Quentin F. Stout

EECS Department, University of Michigan

**Abstract:**
von Neumann introduced a model of parallel computing
consisting of copies of a finite
state automaton connected together in a regular fashion. In such
computers a self-organizing structure called *clerks*
can be useful, enabling one to simulate
a more powerful computer for which optimal algorithms are easier to
design.
The computation proceeds by having the cellular automata organize
themselves into clerks, and then a stepwise simulation of the more
powerful computer
is performed.
For a system of *n* automata, each
clerk contains Θ(log n) automata, so first they need to determine log(n),
despite the fact that no single automata can count higher than a fixed
number.

One could think of each automata initially being in an undifferentiated stem cell state.
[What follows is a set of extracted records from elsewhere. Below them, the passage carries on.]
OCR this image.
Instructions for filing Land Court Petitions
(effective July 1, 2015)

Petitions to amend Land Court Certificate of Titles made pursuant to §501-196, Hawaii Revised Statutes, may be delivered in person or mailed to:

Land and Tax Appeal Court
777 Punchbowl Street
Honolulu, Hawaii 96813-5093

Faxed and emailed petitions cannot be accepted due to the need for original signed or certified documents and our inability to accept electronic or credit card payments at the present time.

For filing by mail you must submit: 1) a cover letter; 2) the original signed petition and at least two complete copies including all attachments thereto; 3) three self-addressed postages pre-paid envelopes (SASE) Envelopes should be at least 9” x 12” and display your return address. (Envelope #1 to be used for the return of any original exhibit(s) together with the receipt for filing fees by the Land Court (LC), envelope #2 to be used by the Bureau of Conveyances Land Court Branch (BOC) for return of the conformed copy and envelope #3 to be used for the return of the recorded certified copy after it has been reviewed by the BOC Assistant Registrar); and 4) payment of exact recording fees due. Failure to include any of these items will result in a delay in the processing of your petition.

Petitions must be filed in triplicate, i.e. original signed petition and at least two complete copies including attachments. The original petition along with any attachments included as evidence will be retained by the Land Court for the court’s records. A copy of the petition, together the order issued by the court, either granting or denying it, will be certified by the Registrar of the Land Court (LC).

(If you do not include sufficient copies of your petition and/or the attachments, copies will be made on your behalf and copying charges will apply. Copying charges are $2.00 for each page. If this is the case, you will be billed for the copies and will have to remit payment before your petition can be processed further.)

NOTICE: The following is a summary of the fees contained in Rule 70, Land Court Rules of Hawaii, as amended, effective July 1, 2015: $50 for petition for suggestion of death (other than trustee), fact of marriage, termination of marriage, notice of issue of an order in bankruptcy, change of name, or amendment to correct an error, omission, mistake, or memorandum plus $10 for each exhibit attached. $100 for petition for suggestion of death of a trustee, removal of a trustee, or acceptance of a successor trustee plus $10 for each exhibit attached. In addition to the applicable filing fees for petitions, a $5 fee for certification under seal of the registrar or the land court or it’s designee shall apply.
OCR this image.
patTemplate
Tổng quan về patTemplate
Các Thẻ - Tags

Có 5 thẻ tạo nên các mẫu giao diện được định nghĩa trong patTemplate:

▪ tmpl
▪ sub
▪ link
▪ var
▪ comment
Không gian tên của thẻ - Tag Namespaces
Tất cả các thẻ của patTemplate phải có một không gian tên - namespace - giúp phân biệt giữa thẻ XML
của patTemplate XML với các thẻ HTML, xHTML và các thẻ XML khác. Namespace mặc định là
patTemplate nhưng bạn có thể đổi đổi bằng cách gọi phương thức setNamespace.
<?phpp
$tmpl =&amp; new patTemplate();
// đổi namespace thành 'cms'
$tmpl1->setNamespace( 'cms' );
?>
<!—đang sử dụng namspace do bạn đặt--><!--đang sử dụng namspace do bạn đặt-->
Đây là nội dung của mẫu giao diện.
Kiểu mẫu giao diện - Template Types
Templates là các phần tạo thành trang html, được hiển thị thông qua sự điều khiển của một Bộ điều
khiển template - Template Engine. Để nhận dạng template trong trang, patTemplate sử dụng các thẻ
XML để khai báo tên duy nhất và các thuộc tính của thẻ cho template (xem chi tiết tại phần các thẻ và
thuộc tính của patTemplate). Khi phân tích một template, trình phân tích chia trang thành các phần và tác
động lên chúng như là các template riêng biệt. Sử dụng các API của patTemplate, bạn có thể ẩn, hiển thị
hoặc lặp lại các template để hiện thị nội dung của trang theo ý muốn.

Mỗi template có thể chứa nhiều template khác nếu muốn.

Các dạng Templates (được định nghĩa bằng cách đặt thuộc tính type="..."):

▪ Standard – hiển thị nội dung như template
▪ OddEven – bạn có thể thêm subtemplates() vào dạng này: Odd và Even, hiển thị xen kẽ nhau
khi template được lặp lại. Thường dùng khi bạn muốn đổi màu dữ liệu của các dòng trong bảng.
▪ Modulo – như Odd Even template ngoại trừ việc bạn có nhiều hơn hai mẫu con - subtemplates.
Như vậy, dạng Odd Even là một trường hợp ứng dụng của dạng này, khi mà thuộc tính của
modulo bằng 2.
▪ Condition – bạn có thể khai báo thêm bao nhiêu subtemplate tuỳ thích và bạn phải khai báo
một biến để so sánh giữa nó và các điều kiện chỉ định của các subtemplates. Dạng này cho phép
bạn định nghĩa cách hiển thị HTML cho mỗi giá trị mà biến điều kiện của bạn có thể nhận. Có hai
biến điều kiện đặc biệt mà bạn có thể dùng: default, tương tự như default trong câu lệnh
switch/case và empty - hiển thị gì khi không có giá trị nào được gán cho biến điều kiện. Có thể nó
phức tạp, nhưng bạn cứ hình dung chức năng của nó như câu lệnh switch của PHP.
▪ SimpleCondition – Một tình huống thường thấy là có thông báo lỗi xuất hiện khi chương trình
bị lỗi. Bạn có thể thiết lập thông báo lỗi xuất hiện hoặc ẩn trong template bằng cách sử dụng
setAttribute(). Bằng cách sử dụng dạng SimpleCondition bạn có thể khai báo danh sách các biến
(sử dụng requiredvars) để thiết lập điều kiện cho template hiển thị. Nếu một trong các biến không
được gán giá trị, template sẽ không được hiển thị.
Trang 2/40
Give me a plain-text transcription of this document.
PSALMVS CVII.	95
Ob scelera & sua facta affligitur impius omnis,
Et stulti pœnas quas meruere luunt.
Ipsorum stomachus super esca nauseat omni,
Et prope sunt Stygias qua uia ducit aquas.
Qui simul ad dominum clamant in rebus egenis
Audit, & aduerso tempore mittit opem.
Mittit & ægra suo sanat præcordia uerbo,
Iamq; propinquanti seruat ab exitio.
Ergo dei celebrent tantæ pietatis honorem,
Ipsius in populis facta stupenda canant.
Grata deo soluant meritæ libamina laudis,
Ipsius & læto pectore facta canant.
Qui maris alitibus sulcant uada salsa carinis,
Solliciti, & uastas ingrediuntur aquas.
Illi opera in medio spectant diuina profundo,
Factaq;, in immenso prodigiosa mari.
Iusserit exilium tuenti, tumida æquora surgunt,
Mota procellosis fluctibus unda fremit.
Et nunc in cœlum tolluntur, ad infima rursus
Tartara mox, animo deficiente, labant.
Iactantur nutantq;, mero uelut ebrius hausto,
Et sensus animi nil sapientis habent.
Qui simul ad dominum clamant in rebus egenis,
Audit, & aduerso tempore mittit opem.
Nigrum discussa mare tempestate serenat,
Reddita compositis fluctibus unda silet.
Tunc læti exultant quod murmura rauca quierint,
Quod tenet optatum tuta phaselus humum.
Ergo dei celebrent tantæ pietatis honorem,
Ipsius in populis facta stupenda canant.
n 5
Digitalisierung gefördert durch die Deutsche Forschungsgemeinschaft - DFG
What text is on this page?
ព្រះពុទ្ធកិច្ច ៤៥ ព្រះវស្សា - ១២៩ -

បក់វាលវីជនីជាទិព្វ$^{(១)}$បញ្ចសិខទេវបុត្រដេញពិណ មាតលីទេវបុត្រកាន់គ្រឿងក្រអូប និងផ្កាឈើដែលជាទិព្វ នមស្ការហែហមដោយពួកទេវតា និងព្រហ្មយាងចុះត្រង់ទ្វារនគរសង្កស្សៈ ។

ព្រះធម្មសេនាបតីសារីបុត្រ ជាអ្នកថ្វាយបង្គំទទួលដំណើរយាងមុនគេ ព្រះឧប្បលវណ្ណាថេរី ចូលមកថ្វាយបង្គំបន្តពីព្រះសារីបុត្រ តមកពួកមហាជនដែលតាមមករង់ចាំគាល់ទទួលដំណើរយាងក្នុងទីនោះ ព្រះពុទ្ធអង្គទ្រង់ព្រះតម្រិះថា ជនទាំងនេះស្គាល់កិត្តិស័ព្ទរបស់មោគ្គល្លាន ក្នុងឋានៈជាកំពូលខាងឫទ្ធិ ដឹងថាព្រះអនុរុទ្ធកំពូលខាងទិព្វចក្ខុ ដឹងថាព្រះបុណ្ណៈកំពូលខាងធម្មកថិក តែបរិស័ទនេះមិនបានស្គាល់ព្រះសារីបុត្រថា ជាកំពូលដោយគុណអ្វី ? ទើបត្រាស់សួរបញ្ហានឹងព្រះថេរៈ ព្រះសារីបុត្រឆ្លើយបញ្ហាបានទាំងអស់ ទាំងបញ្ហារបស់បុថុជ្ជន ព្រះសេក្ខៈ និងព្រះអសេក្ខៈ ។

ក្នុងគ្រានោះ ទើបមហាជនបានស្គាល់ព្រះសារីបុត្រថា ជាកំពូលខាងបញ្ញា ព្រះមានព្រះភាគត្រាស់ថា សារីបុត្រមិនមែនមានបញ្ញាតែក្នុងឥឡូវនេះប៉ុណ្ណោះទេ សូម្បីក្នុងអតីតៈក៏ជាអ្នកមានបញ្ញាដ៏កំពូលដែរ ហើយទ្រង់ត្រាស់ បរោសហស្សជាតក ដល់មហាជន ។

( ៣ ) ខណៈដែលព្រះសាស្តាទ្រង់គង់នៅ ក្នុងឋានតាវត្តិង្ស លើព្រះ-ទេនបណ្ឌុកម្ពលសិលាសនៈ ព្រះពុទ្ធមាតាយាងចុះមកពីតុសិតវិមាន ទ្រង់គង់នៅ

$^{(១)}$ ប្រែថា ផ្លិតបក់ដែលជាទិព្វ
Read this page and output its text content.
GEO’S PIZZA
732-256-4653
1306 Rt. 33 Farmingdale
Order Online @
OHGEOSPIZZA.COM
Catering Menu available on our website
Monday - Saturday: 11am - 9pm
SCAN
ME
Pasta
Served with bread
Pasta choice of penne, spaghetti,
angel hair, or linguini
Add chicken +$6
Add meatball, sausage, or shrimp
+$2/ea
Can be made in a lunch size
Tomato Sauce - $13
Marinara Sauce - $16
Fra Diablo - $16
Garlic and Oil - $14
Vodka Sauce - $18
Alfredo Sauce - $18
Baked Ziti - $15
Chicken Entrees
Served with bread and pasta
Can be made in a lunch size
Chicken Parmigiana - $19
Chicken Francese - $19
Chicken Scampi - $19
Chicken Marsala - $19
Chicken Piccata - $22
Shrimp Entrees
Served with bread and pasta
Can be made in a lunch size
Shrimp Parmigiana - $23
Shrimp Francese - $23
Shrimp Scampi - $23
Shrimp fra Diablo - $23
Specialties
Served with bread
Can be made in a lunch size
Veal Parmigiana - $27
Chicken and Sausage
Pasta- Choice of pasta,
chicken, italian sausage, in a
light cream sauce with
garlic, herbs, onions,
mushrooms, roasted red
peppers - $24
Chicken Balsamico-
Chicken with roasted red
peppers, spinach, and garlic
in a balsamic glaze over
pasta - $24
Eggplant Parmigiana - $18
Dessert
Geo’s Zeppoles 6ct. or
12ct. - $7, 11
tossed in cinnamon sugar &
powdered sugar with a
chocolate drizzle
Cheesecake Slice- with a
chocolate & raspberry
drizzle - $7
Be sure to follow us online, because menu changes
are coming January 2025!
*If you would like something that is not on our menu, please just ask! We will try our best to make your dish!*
Only the ones on the edges have special input (namely, one or two of their neighbors is missing), unlike the others. The corners start a process whereby a sequence of stages results in some automata becoming the leftmost in a clerk, some become the leftmost of a sequence representing memory location 1 within the clerk, others become part of the interior of memory location 1, another becomes the rightmost of memory cell 1, etc. Note the similarities to biological processes and cell differentiation.

Clerks are used here to give optimal parallel algorithms for a connected 1s problem on a cellular array, and a circle construction problem on a pyramid cellular automaton.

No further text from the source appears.